Ridley, who wrote the screenplay of The Krays, evidently wishes to contrast the criminality of the Sixties (the lovely-suit-and-fingernails- shame-about-the-knuckledusters ethos) with the nihilism of today, which, it seems, we are also to regard as a crime. But, to my ears, Ridley's story itself screams the injustice of that parallel. For Rio, it emerges, is the product not just of how the world has wagged since then, but of Travis's monstrous behaviour to her family.

Less sensational and rather like updated Dickens, the best part is the initial duologue between the revenant Travis and the old grandmother (likeable Bridget Turner). She waxes nostalgic over 'the 'eydays' of the Sixties, her idealisation of them made all the more sadly comic by his growing awareness that he is the author of the family's woes. Once again, it's the chipped Baroque bric-a-brac of Ridley's imagination that makes the most vivid impression (the image, say, of a zombified child putting a dead rat in the hand of a graveyard angel) and Matthew Lloyd's skilful production creates just the right mood. It gets round the problem that the play is mostly narrative recapitulation by stressing the comic and tragic ways people re-live the past when retelling it.

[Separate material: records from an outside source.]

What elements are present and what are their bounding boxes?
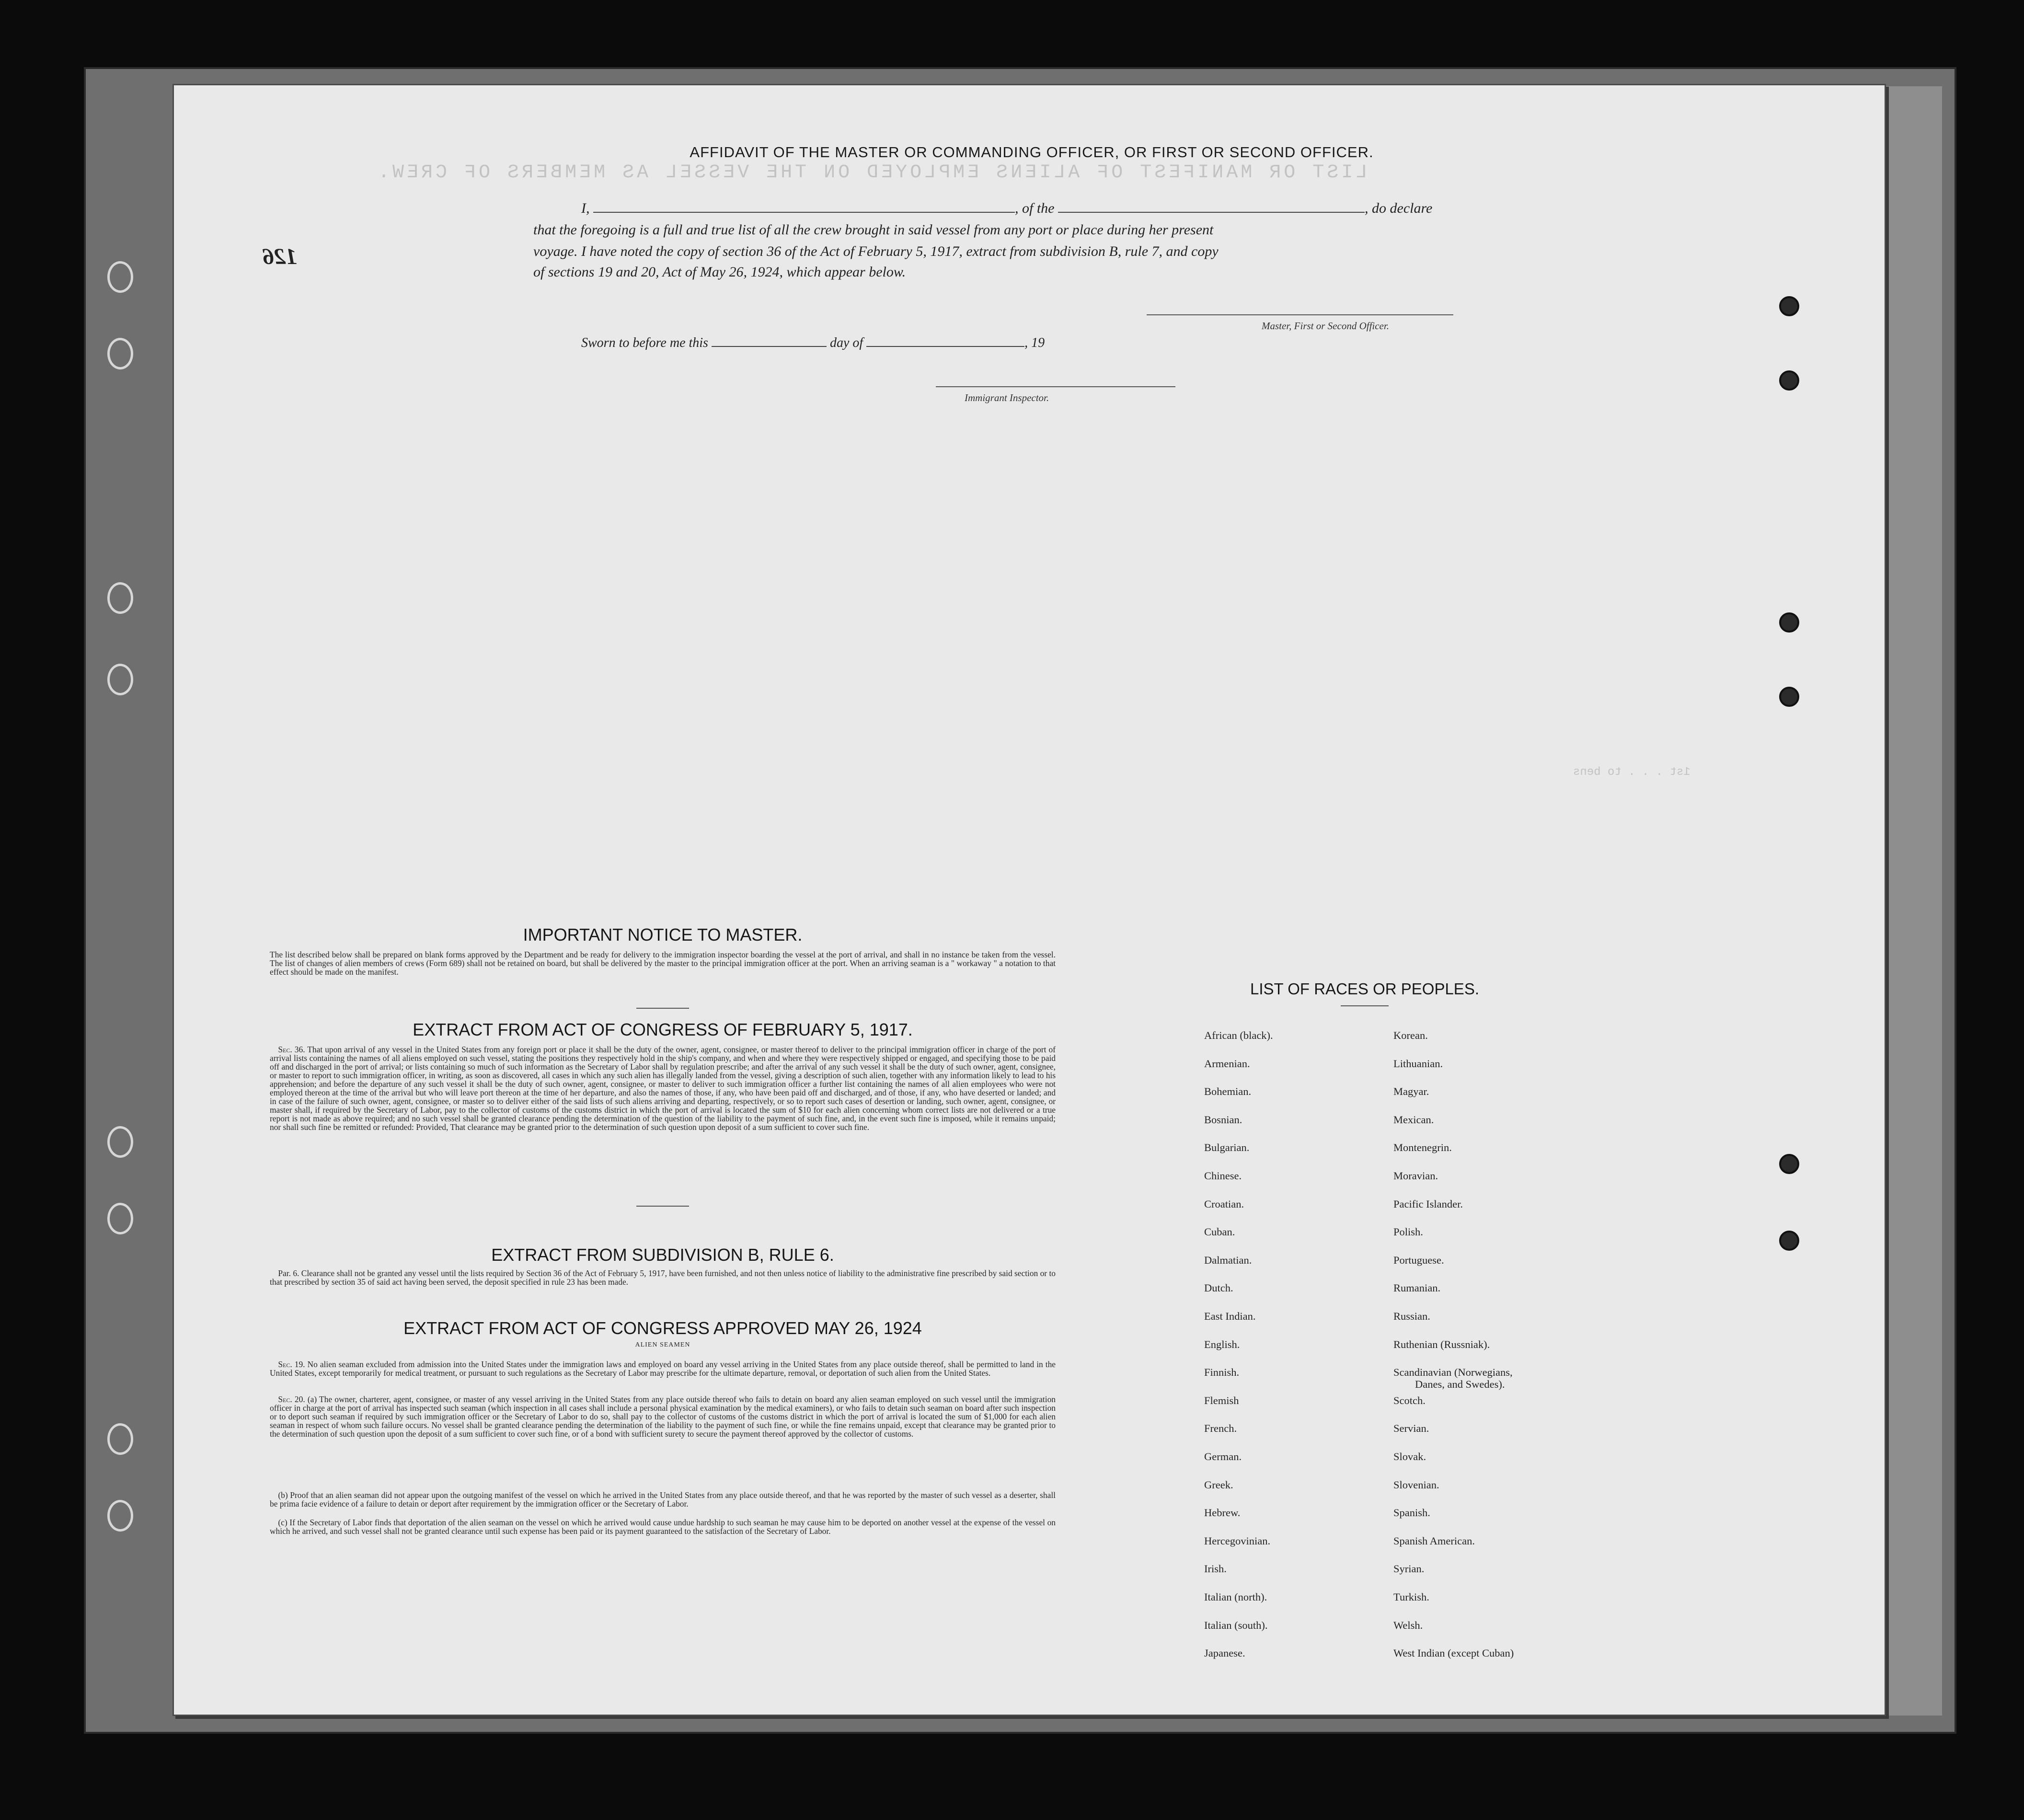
race-item: Irish.	[1204, 1563, 1227, 1575]
race-item: Japanese.	[1204, 1647, 1245, 1659]
signature-label: Master, First or Second Officer.	[1262, 320, 1389, 332]
handwritten-page-number: 126	[263, 244, 297, 269]
race-item: Spanish.	[1393, 1507, 1430, 1519]
binder-hole	[107, 1203, 133, 1234]
binder-hole	[107, 582, 133, 614]
binder-hole	[107, 1126, 133, 1158]
race-item: German.	[1204, 1451, 1242, 1463]
race-item: Syrian.	[1393, 1563, 1425, 1575]
race-item: Finnish.	[1204, 1366, 1240, 1379]
binder-hole	[107, 1500, 133, 1532]
day-blank[interactable]	[712, 346, 827, 347]
punch-hole	[1779, 1154, 1799, 1174]
manifest-page	[172, 84, 1886, 1716]
affidavit-of-the: , of the	[1015, 200, 1055, 216]
race-item: African (black).	[1204, 1029, 1273, 1041]
binder-hole	[107, 261, 133, 293]
race-item: Rumanian.	[1393, 1282, 1441, 1294]
sec-20c	[270, 1518, 1056, 1535]
race-item: Bulgarian.	[1204, 1141, 1250, 1154]
sec-20a	[270, 1395, 1056, 1438]
bleed-through-header: LIST OR MANIFEST OF ALIENS EMPLOYED ON THE VESSEL AS MEMBERS OF CREW.	[375, 162, 1368, 184]
vessel-blank[interactable]	[1058, 212, 1365, 213]
sec-36-text: That upon arrival of any vessel in the United States from any foreign port or place it shall be the duty of the owner, agent, consignee, or master thereof to deliver to the principal immigration officer in charge of the port of arrival lists containing the names of all aliens employed on such vessel, stating the positions they respectively hold in the ship's company, and when and where they were respectively shipped or engaged, and specifying those to be paid off and discharged in the port of arrival; or lists containing so much of such information as the Secretary of Labor shall by regulation prescribe; and after the arrival of any such vessel it shall be the duty of such owner, agent, consignee, or master to report to such immigration officer, in writing, as soon as discovered, all cases in which any such alien has illegally landed from the vessel, giving a description of such alien, together with any information likely to lead to his apprehension; and before the departure of any such vessel it shall be the duty of such owner, agent, consignee, or master to deliver to such immigration officer a further list containing the names of all alien employees who were not employed thereon at the time of the arrival but who will leave port thereon at the time of her departure, and also the names of those, if any, who have been paid off and discharged, and of those, if any, who have deserted or landed; and in case of the failure of such owner, agent, consignee, or master so to deliver either of the said lists of such aliens arriving and departing, respectively, or so to report such cases of desertion or landing, such owner, agent, consignee, or master shall, if required by the Secretary of Labor, pay to the collector of customs of the customs district in which the port of arrival is located the sum of $10 for each alien concerning whom correct lists are not delivered or a true report is not made as above required; and no such vessel shall be granted clearance pending the determination of the question of the liability to the payment of such fine, and, in the event such fine is imposed, while it remains unpaid; nor shall such fine be remitted or refunded: Provided, That clearance may be granted prior to the determination of such question upon deposit of a sum sufficient to cover such fine.	[270, 1045, 1056, 1132]
race-item: Dalmatian.	[1204, 1254, 1252, 1266]
extract-rule6-text	[270, 1269, 1056, 1286]
day-of-text: day of	[829, 335, 863, 350]
race-item: Korean.	[1393, 1029, 1428, 1041]
sec-20-label: Sec. 20.	[278, 1394, 305, 1404]
sec-20c-text: (c) If the Secretary of Labor finds that deportation of the alien seaman on the vessel on which he arrived would cause undue hardship to such seaman he may cause him to be deported on another vessel at the expense of the vessel on which he arrived, and such vessel shall not be granted clearance until such expense has been paid or its payment guaranteed to the satisfaction of the Secretary of Labor.	[270, 1518, 1056, 1536]
divider	[636, 1008, 689, 1009]
binder-hole	[107, 1423, 133, 1455]
race-item: Scotch.	[1393, 1394, 1426, 1406]
inspector-signature-line[interactable]	[936, 386, 1175, 387]
sec-20a-text: (a) The owner, charterer, agent, consignee, or master of any vessel arriving in the United States from any place outside thereof who fails to detain on board any alien seaman employed on such vessel until the immigration officer in charge at the port of arrival has inspected such seaman (which inspection in all cases shall include a personal physical examination by the medical examiners), or who fails to detain such seaman on board after such inspection or to deport such seaman if required by such immigration officer or the Secretary of Labor to do so, shall pay to the collector of customs of the customs district in which the port of arrival is located the sum of $1,000 for each alien seaman in respect of whom such failure occurs. No vessel shall be granted clearance pending the determination of the liability to the payment of such fine, or while the fine remains unpaid, except that clearance may be granted prior to the determination of such question upon the deposit of a sum sufficient to cover such fine, or of a bond with sufficient surety to secure the payment thereof approved by the collector of customs.	[270, 1394, 1056, 1439]
race-item: French.	[1204, 1422, 1237, 1435]
race-item: Ruthenian (Russniak).	[1393, 1338, 1490, 1350]
sec-19-label: Sec. 19.	[278, 1359, 305, 1369]
sec-36-label: Sec. 36.	[278, 1045, 305, 1054]
binder-hole	[107, 664, 133, 695]
race-item: Italian (north).	[1204, 1591, 1267, 1603]
race-item: Dutch.	[1204, 1282, 1233, 1294]
inspector-label: Immigrant Inspector.	[965, 392, 1049, 403]
par-6-text: Clearance shall not be granted any vessel until the lists required by Section 36 of the Act of February 5, 1917, have been furnished, and not then unless notice of liability to the administrative fine prescribed by said section or to that prescribed by section 35 of said act having been served, the deposit specified in rule 23 has been made.	[270, 1268, 1056, 1287]
sec-20b	[270, 1491, 1056, 1508]
affidavit-i: I,	[581, 200, 590, 216]
binder-hole	[107, 338, 133, 369]
race-item: Hebrew.	[1204, 1507, 1241, 1519]
punch-hole	[1779, 687, 1799, 707]
signature-line[interactable]	[1147, 314, 1453, 315]
race-item: Scandinavian (Norwegians,	[1393, 1366, 1513, 1379]
race-item: Russian.	[1393, 1310, 1430, 1322]
month-blank[interactable]	[866, 346, 1024, 347]
punch-hole	[1779, 1231, 1799, 1251]
affidavit-line-1	[581, 200, 1432, 217]
affidavit-declare: , do declare	[1365, 200, 1433, 216]
race-item: Servian.	[1393, 1422, 1429, 1435]
extract-rule6-title: EXTRACT FROM SUBDIVISION B, RULE 6.	[491, 1245, 834, 1265]
race-item: Welsh.	[1393, 1619, 1423, 1631]
sec-19	[270, 1360, 1056, 1377]
punch-hole	[1779, 612, 1799, 633]
race-item: Lithuanian.	[1393, 1057, 1443, 1070]
name-blank[interactable]	[593, 212, 1015, 213]
race-item: East Indian.	[1204, 1310, 1256, 1322]
extract-1924-title: EXTRACT FROM ACT OF CONGRESS APPROVED MAY 26, 1924	[403, 1318, 922, 1338]
race-item: Italian (south).	[1204, 1619, 1268, 1631]
race-item: Chinese.	[1204, 1170, 1242, 1182]
punch-hole	[1779, 296, 1799, 316]
race-item: Slovenian.	[1393, 1478, 1439, 1491]
race-item: Pacific Islander.	[1393, 1198, 1463, 1210]
affidavit-line-3: voyage. I have noted the copy of section 36 of the Act of February 5, 1917, extract from subdivision B, rule 7, and copy	[533, 243, 1219, 259]
race-item: Moravian.	[1393, 1170, 1438, 1182]
extract-1917-text	[270, 1045, 1056, 1131]
divider	[636, 1206, 689, 1207]
punch-hole	[1779, 370, 1799, 391]
race-item: English.	[1204, 1338, 1240, 1350]
race-item-continuation: Danes, and Swedes).	[1415, 1378, 1505, 1391]
race-item: Portuguese.	[1393, 1254, 1444, 1266]
race-item: Bosnian.	[1204, 1113, 1242, 1126]
par-6-label: Par. 6.	[278, 1268, 299, 1278]
year-prefix: , 19	[1024, 335, 1045, 350]
notice-text: The list described below shall be prepared on blank forms approved by the Department and be ready for delivery to the immigration inspector boarding the vessel at the port of arrival, and shall in no instance be taken from the vessel. The list of changes of alien members of crews (Form 689) shall not be retained on board, but shall be delivered by the master to the principal immigration officer at the port. When an arriving seaman is a " workaway " a notation to that effect should be made on the manifest.	[270, 950, 1056, 977]
sec-19-text: No alien seaman excluded from admission into the United States under the immigration laws and employed on board any vessel arriving in the United States from any place outside thereof, shall be permitted to land in the United States, except temporarily for medical treatment, or pursuant to such regulations as the Secretary of Labor may prescribe for the ultimate departure, removal, or deportation of such alien from the United States.	[270, 1359, 1056, 1378]
race-item: Spanish American.	[1393, 1534, 1475, 1547]
affidavit-line-2: that the foregoing is a full and true list of all the crew brought in said vessel from any port or place during her present	[533, 222, 1214, 238]
race-item: Slovak.	[1393, 1451, 1426, 1463]
alien-seamen-subtitle: ALIEN SEAMEN	[635, 1341, 690, 1348]
race-item: Croatian.	[1204, 1198, 1244, 1210]
race-item: Magyar.	[1393, 1085, 1429, 1098]
race-item: Greek.	[1204, 1478, 1233, 1491]
race-item: Turkish.	[1393, 1591, 1429, 1603]
race-item: West Indian (except Cuban)	[1393, 1647, 1514, 1659]
race-item: Bohemian.	[1204, 1085, 1252, 1098]
affidavit-title: AFFIDAVIT OF THE MASTER OR COMMANDING OFFICER, OR FIRST OR SECOND OFFICER.	[690, 144, 1374, 161]
divider	[1341, 1005, 1389, 1006]
sworn-text: Sworn to before me this	[581, 335, 708, 350]
notice-title: IMPORTANT NOTICE TO MASTER.	[523, 925, 803, 945]
sec-20b-text: (b) Proof that an alien seaman did not appear upon the outgoing manifest of the vessel on which he arrived in the United States from any place outside thereof, and that he was reported by the master of such vessel as a deserter, shall be prima facie evidence of a failure to detain or deport after requirement by the immigration officer or the Secretary of Labor.	[270, 1490, 1056, 1509]
race-item: Cuban.	[1204, 1226, 1235, 1238]
race-item: Montenegrin.	[1393, 1141, 1452, 1154]
bleed-through-row: 1st . . . to bens	[1573, 766, 1690, 779]
race-item: Armenian.	[1204, 1057, 1250, 1070]
affidavit-line-4: of sections 19 and 20, Act of May 26, 1924, which appear below.	[533, 264, 906, 280]
race-item: Mexican.	[1393, 1113, 1434, 1126]
race-item: Flemish	[1204, 1394, 1239, 1406]
extract-1917-title: EXTRACT FROM ACT OF CONGRESS OF FEBRUARY 5, 1917.	[413, 1020, 913, 1039]
race-item: Hercegovinian.	[1204, 1534, 1271, 1547]
race-item: Polish.	[1393, 1226, 1423, 1238]
sworn-line	[581, 335, 1045, 351]
races-title: LIST OF RACES OR PEOPLES.	[1250, 980, 1480, 998]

The last section can scarcely be said to do feminism any favours. What happens after Travis is driven to tearful recall of what he did to her mother? Does Rio give him another few biffs from her gold-sprayed baseball bat? Not a bit of it. She crumples, releases him from his bonds and puts her militancy in the dustbin. A couple exited during the cigars- gouged-in-face bit: it was during Rio's recantation that I got itchy feet.